Do you mean in the video game invented by the aliens as a puzzle game, presenting a dramatized retelling of their society's history to keep the humans engaged in the puzzle, that clearly played it super lose with the passage of time?
I assume the Trisolarins were taking a little poetic licence there. I was being hyperbolic. I don't remember the author being specific about the timeline but I had the impression the cataclysms came on pretty quickly (much too quickly to be explained by errors building up, I would think they would constantly update their calculations with their observed track so significant errors should always remain well into the future), and they were just trying to get several months, maybe a year, of warning so they could cache some things that would give them a headstart next time around. Why they didn't just have that all the time, i don't recall that being explained.
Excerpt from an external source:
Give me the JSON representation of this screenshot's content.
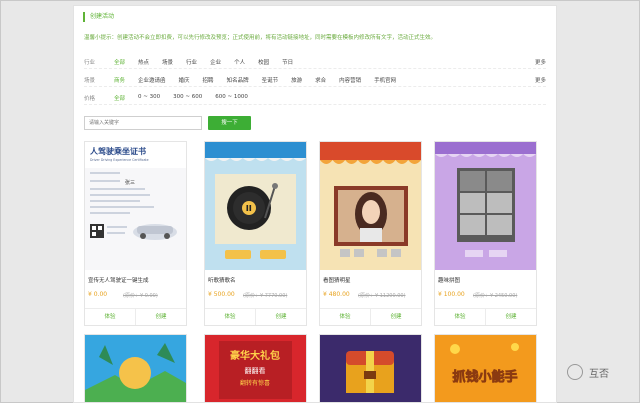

I guess short-sighted politicians are universal.
Are you just going to keep moving the goalposts and nitpicking my characterizations, or answer the question? Do you think the author understands the basic concept of the three-body problem?
I assume you have an opinion on it because you stuck your nose in here. Or did you just want to throw out an "um ackchyually"?
Yes, I think the author has at least a rudimentary understanding of the 3-body problem.
It's been a bit since I read it, but from what I remember is they wanted to know how long they had before a world-ending cataclysm that they couldn't recover from, aka how long they had to migrate everyone to a new system. to plan for the evacuation they needed to know how long they had, and how much of that would be in hibernation. And I think there was some other complication that made evacuation a problem but I forget the details now.
The point is they wanted to know centuries ahead, iirc, to make their plan.